L’équipe développe des diagnostics qu’elle implante dans différents tokamaks, tels que WEST, ASDEX Upgrade en Allemagne et TCV (Tokamak à confinement variable) à Lausanne (Suisse), et qui mesurent le taux de turbulence du plasma. Le but est de comparer les différentes machines et leurs paramètres. « Il s’agit de valider les nouveaux régimes de fonctionnement afin de fiabiliser les prédictions d’ITER et les futurs réacteurs », déclare Pascale Hennequin. Toutes les observations se font par des mesures indirectes. « On réalise des sondages à différents endroits du plasma grâce à la diffusion d’ondes électromagnétiques micrométriques. Un peu comme un radar. On mesure la vitesse de fluctuation de la densité des particules à différentes échelles. Cette vitesse joue un rôle très important dans tous les processus de saturation et de régulation de la turbulence. » 

L’équipe confronte ces observations à ses simulations numériques modélisant la turbulence, l’apparition et les caractéristiques des instabilités. « On fait appel à une description cinétique : on modélise la façon dont les particules se distribuent en vitesse et en position au sein du plasma. Notre but est d’arriver à faire des simulations représentant de façon fidèle et réaliste ce qu’on voit avec nos expériences et diagnostics. » En extrapolant ces résultats, les scientifiques cherchent à avoir des simulations fiables avant d’opérer le tokamak d’ITER et à prédire son temps de confinement.
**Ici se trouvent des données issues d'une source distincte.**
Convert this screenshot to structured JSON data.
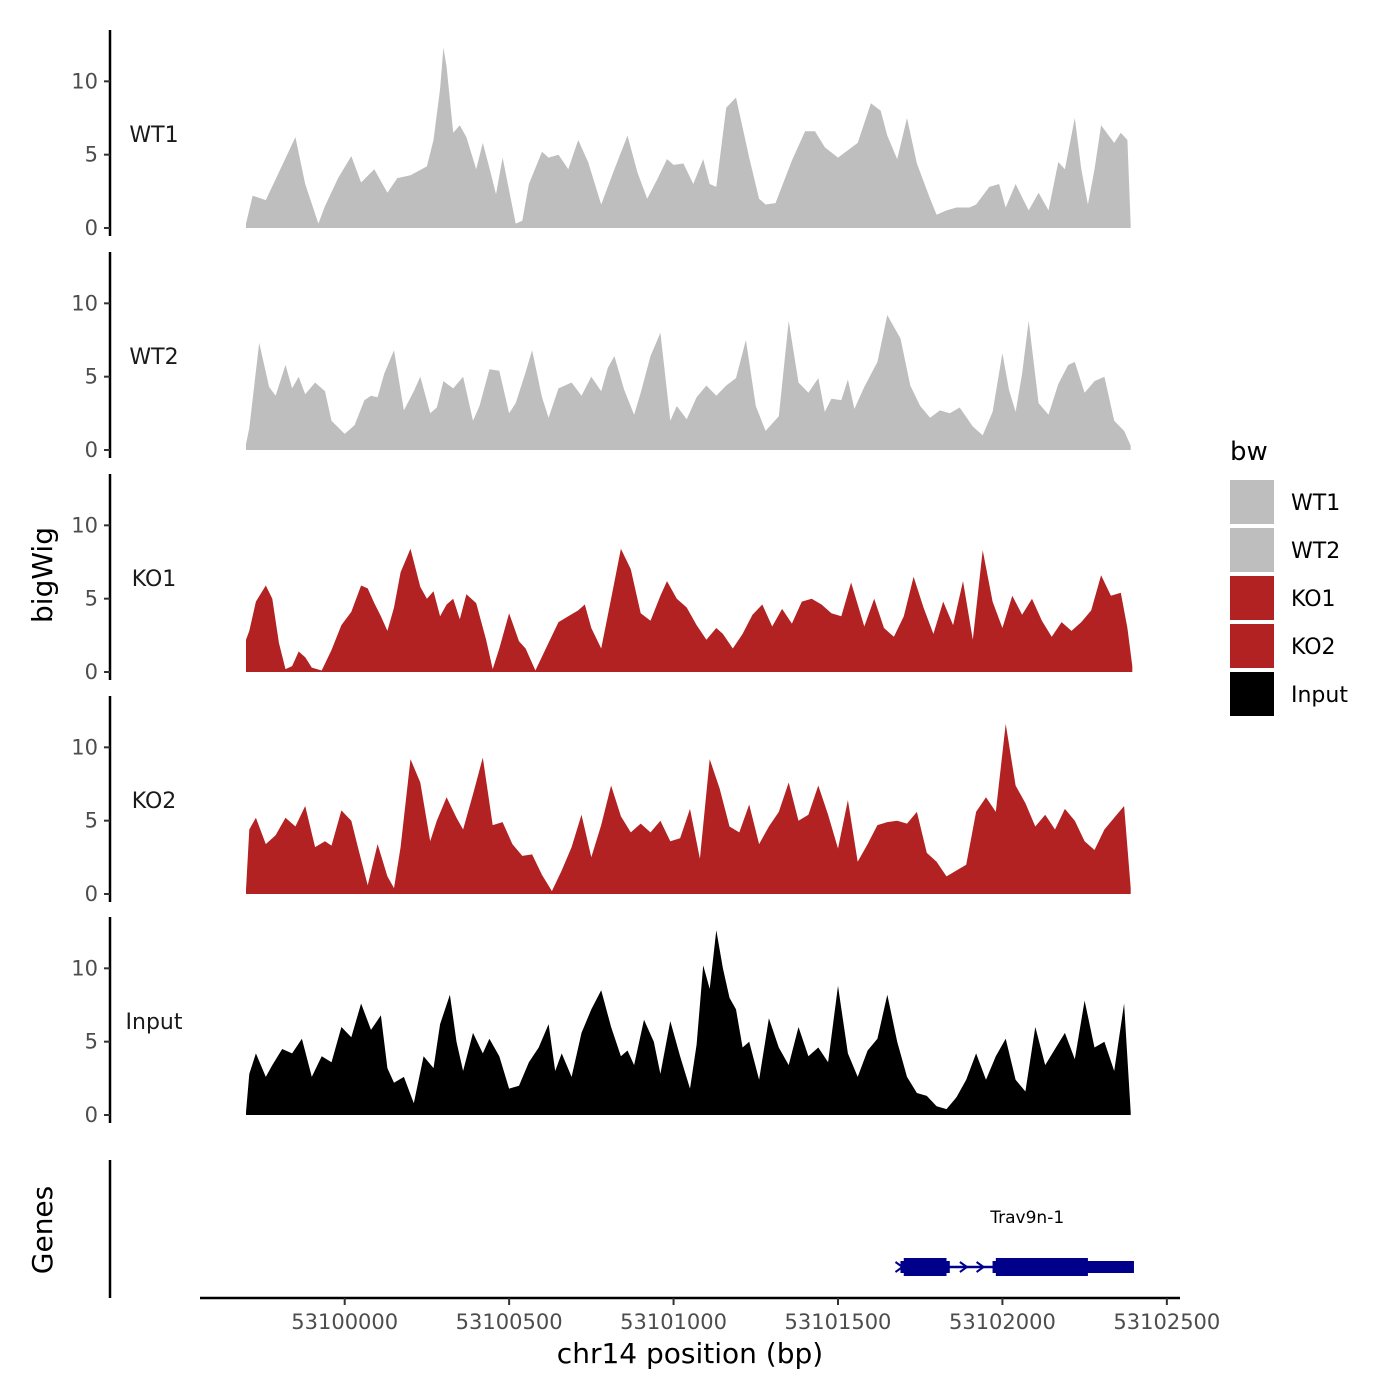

Bien qu’une optimisation des procédés et une compréhension plus fine de la physique restent encore à atteindre, les barrières entourant la production d’énergie par fusion nucléaire se lèvent progressivement et un potentiel avenir industriel se profile. En atteste l’émergence croissante de start-up s’associant à des centres de recherche et des universités pour développer l’activité.